Home | About | Sematext search-lucene.com search-hadoop.com
 Search Hadoop and all its subprojects:

Switch to Threaded View
Pig, mail # dev - Semantic cleanup: How to adding two bytearray

Copy link to this message
RE: Semantic cleanup: How to adding two bytearray
Olga Natkovich 2011-01-14, 21:12
I think the tradeoff between fully dynamic types and static types are between convenience (why should I tell you what the type is if the data is properly typed) and type-safety (what if your data has invalid values) and performance (dynamic typing would be slower.)
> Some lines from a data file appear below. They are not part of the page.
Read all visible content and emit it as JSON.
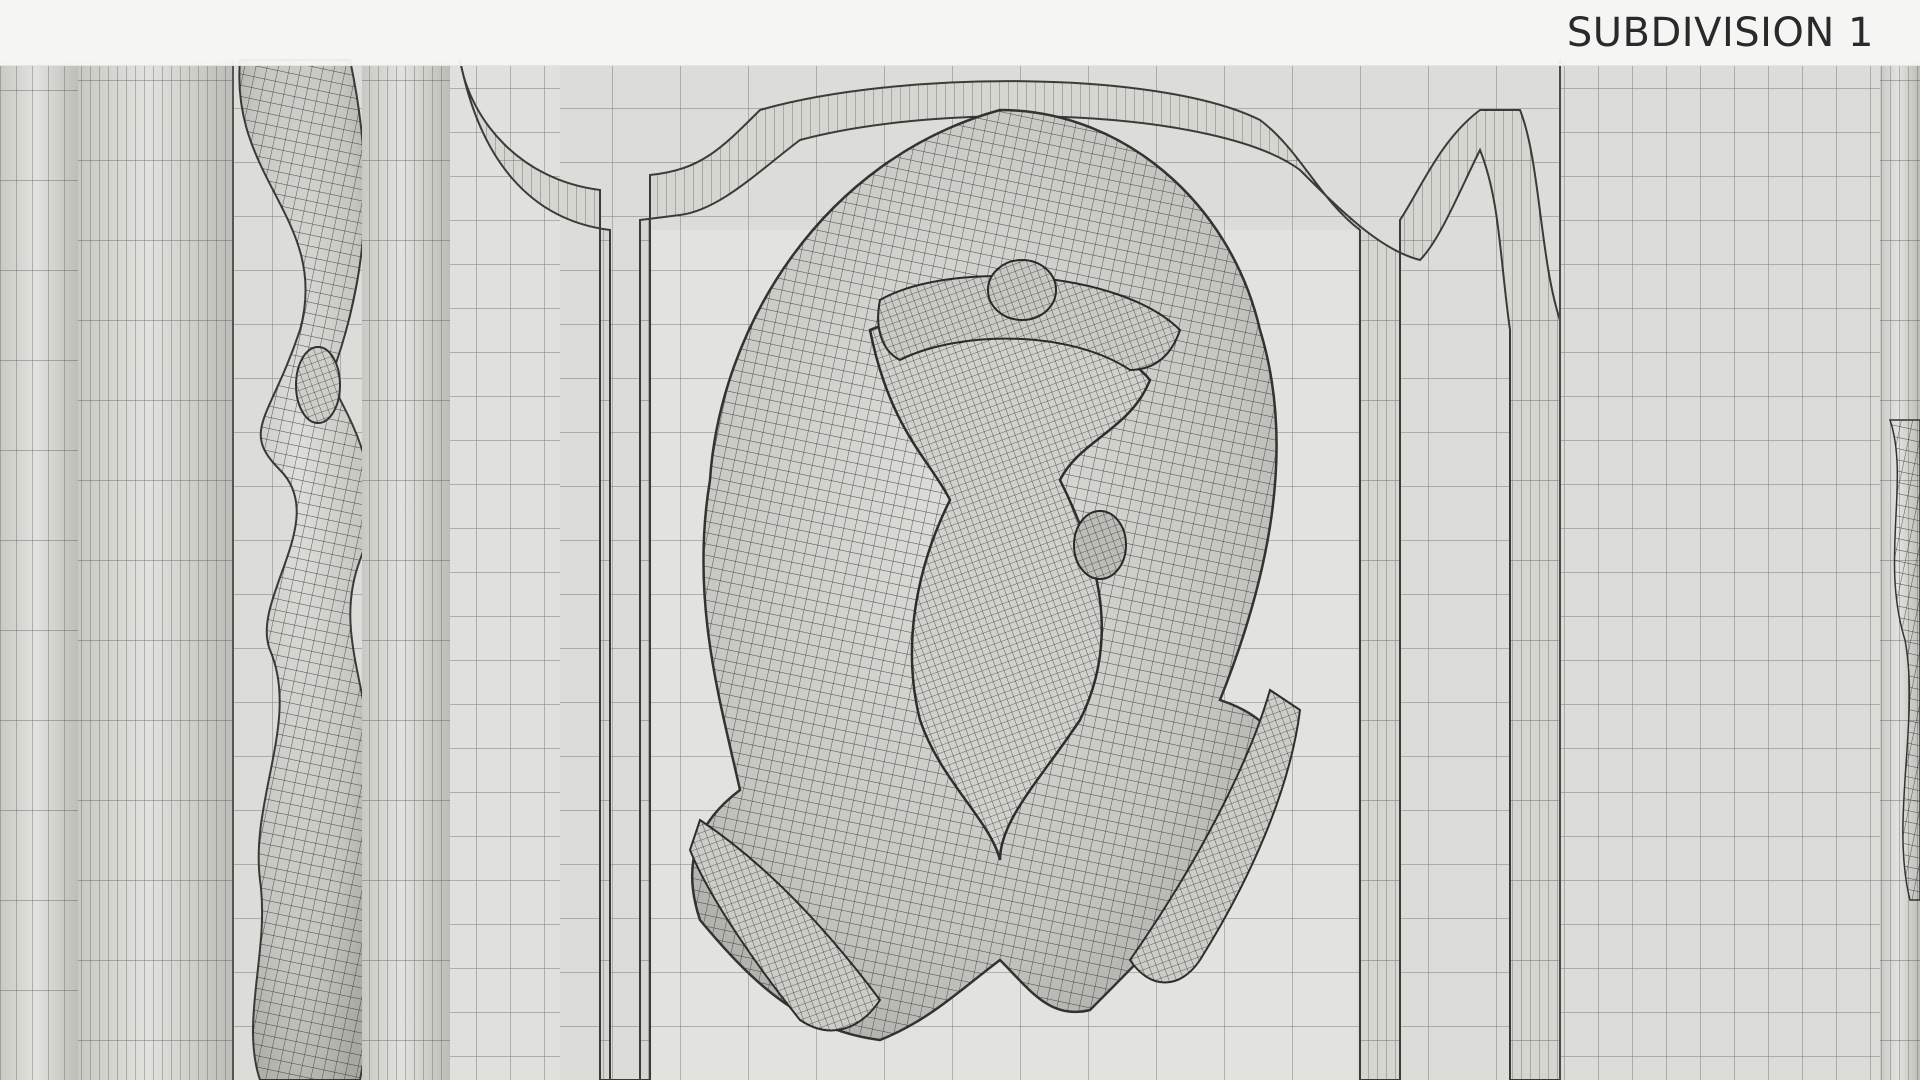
{
  "header": {
    "title": "SUBDIVISION 1"
  },
  "scene": {
    "kind": "wireframe-render",
    "subject": "carved-relief-panel",
    "colors": {
      "surface": "#dcdcd8",
      "wire": "#2b2b2b",
      "shadow": "#9e9e98",
      "header_bg": "#f6f6f4",
      "title_text": "#2a2a2a"
    }
  }
}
My vote is for static typing because I believe the type-safety (and clear schema definition) and performance are more important.
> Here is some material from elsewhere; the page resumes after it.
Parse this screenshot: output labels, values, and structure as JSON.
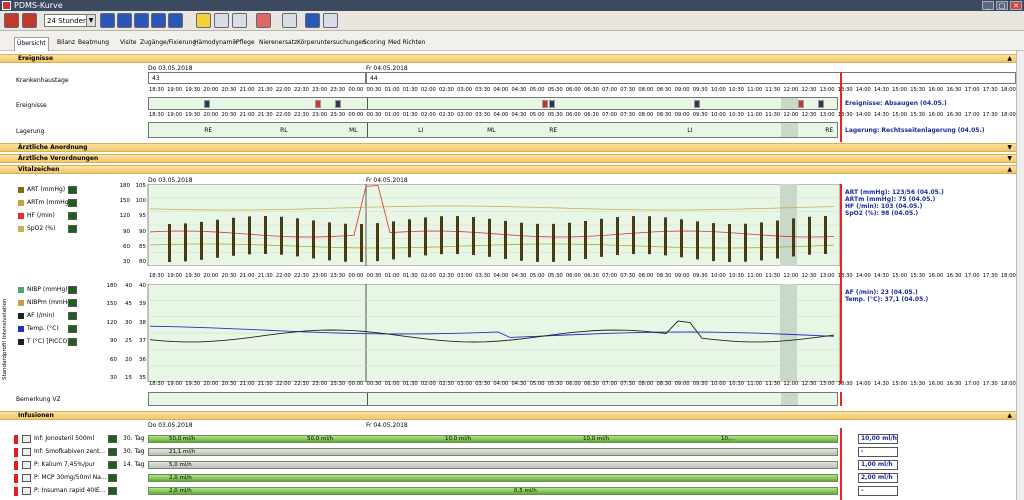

-----Original Message-----
From: Daniel Dai [mailto:[EMAIL PROTECTED]]
Sent: Friday, January 14, 2011 12:12 PM
Subject: Re: Semantic cleanup: How to adding two bytearray

Runtime detection can be done row by row. This will solve the problem in
your sample, though it suffers a little bit performance.

Require casting before adding is also clean. However, this would break
backward compatibility.

Dmitriy Ryaboy wrote:
> How is runtime detection done? I worry that if 1.txt contains:
> 1, 2
> 1.1, 2.2
> We get into a situation where addition of the fields in the first tuple
> produces integers, and adding the fields of the second tuple produces
> doubles.
> A more invasive but perhaps easier to reason about solution might be to be
> stricter about types, and require bytearrays to be cast to whatever type
> they are supposed to be if you want to add / delete / do non-byte-things to
> them.
> This is a problem if UDFs that output tuples or bags don't specify schemas
> (and specifying schemas of tuples and bags is fairly onerous right now in
> Java). I am not sure what the solution here is, other than finding a clean,
> less onerous way of declaring schemas, fixing up everything in builtin and
> piggybank to only use the new clean sparkly api and document the heck out of
> it.
> D
> On Thu, Jan 13, 2011 at 8:58 PM, Daniel Dai <[EMAIL PROTECTED]> wrote:
>> One goal of semantic cleanup work undergoing is to clarify the usage of
>> unknown type.
>> In Pig schema system, user can define output schema for LoadFunc/EvalFunc.
>> Pig will propagate those schema to the entire script. Defining schema for
>> LoadFunc/EvalFunc is optional. If user don't define schema, Pig will mark
>> them bytearray. However, in the run time, user can feed any data type in.
>> Before, Pig assumes the runtime type for bytearray is DataByteArray, which
>> arose several issues (PIG-1277, PIG-999, PIG-1016).
>> In 0.9, Pig will treat bytearray as unknown type. Pig will inspect the
>> object to figure out what the real type is at runtime. We've done that for
>> all shuffle keys (PIG-1277). However, there are other cases. One case is
>> adding two bytearray. For example,
>> a = load '1.txt' using SomeLoader() as (a0, a1);  // Assume SomeLoader does
>> not define schema, but actually feed Integer
>> b = foreach a generate a0+a1;
>> In Pig 0.8, schema system marks a0 and a1 as bytearray. In the case of
>> a0+a1, Pig cast both a0 and a1 to double (in TypeCheckingVisitor), and mark
>> the output schema for a0+a1 as double. Here is something interesting,
>> SomeLoader loads Integer, and we get Double after adding. We can change it
>> if we do the following:
>> 1. Don't cast bytearray into Double (in TypeCheckingVisitor)
>> 2. Change POAdd(Similarly, all other ExpressionOperators, multply, divide,
>> etc) to handle bytearray. When the schema for POAdd is bytearray, Pig will
>> figure out the data type at runtime, and process adding according to the
>> real type
>> Pro:
>> 1. Consistent with the goal for unknown type cleanup: treat all bytearray
>> as unknown type. In the runtime, inspect the object to find the real type
>> Cons:
>> 1. Slow down the processing since we need to inspect object type at runtime
>> 2. Bring some indeterminism to schema system. Before a0+a1 is double,
>> downstream schema is more clear.
>> Any comments?
>> Daniel